By Luke Chavez
The Times 

Turkey Meatballs

My Recipes|Luke Chavez


January 26, 2023

Luke Chavez

Turkey Meatballs

The chilly nights are back after a brief, unseasonable warm spell, which has pushed me back into the kitchen to continue my exploration of comfort food classics. This week, I found myself craving the Italian American staple, spaghetti and meatballs. Instead of beef and pork I opted for a lighter version made with ground turkey. Made with an aromatic combination of herbs, the resulting meatballs are extremely flavorful and tender. Baked instead of fried, these lean polpettes are then simmered with a bright tomato sauce and served over pasta.


1 pound ground turkey

½ cup plain breadcrumbs, or panko

⅓ cup sweet onion, minced

¼ cup fresh parsley, minced

1 large eggs

2 cloves garlic, minced

1 teaspoons Worcestershire sauce

1 teaspoon fennel seeds, crushed

1 teaspoon Herbes de Provence (see notes)

¼ teaspoon dried basil

¼ teaspoon dried oregano

½ teaspoon fresh ground black pepper

¼ to ½ teaspoon crushed red pepper flakes

1 ½ teaspoon kosher salt, (or 1 teaspoon fine sea salt)

¼ cup olive oil

For serving:

2 ½ to 3 cups your favorite homemade or jarred marinara sauce

1 pound pasta, spaghetti or bucatini

Fresh parsley, minced

Parmesan, fresh grated

Fresh ground black pepper


In a large mixing bowl, combine the turkey, breadcrumbs, onion, parsley, eggs, garlic, Worcestershire, dried herbs, salt, and pepper. Use your hands, or a sturdy spatula, and mix until well combined. Roll into 1-inch balls and set aside.

Preheat the oven to 400 degrees. Line a rimmed baking sheet with foil. Brush a wire rack with oil and set on the prepared sheet. Arrange meatballs on the rack and brush all around with olive oil. Place in the hot oven then bake until browned and cooked through, about 15 to 20 minutes. Use a thermometer to make sure the internal temperature reaches 165 degrees. The edges of meatballs should be slightly crispy. Remove from oven and set aside.

In a large saucepan, bring the marinara sauce to a simmer. Add the meatballs in a single layer, stirring in to cover with the sauce. Reduce heat to maintain a gentle simmer.

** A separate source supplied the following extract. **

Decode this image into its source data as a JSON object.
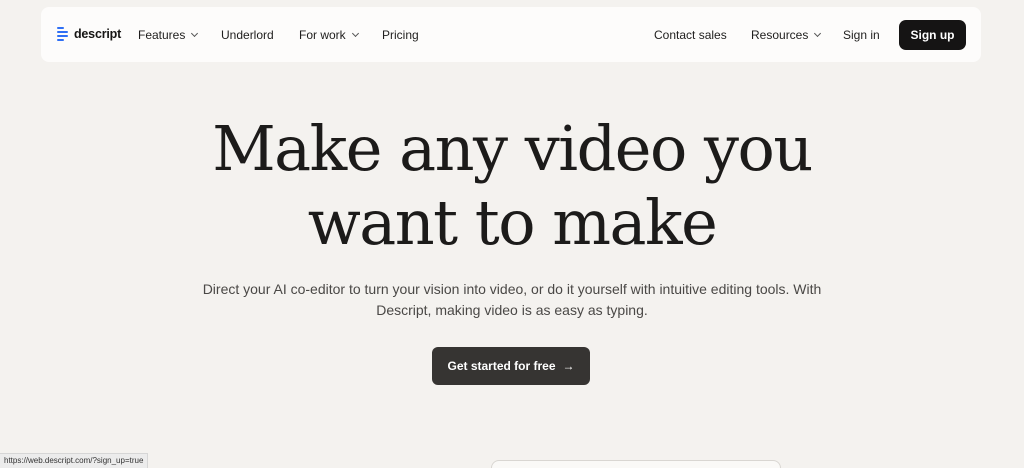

Meanwhile, bring a large pot of salted water to a boil. Cook the pasta to package directions for al-dente. Drain and toss the noodles in a little olive oil. Serve pasta in bowls topped with a helping of sauce and meatballs. Garnish top with parsley, parmesan, and a crack of black pepper.


Herbes de Provence is a classic blend of dried herbs used, as the name suggests, in southern France. Traditionally, the blend includes rosemary, marjoram, thyme, savory, and oregano. Sometimes blends also include dried lavender. The flavors of this blend taste particularly wonderful with poultry. If you can not find Herbes de Provence, you can make your own (there are lots of recipes online), or for this recipe substitute ½ teaspoon dried rosemary and ½ teaspoon dried marjoram or thyme.

I opted for the lighter version of this recipe by baking the meatballs, however you can also brown them in the more traditional method of frying them in a large skillet. Use the ¼ cup of olive oil in the skillet and fry in batches, making sure they evenly brown, and cook through to 165 degrees.

These flavorful meatballs could be served over pasta, a creamy polenta, or even baked into a lasagna. Try them sliced as a pizza topping, or skip the sauce and add them to your favorite soup. I served them over bucatini with a crisp chopped salad on the side. Mangia!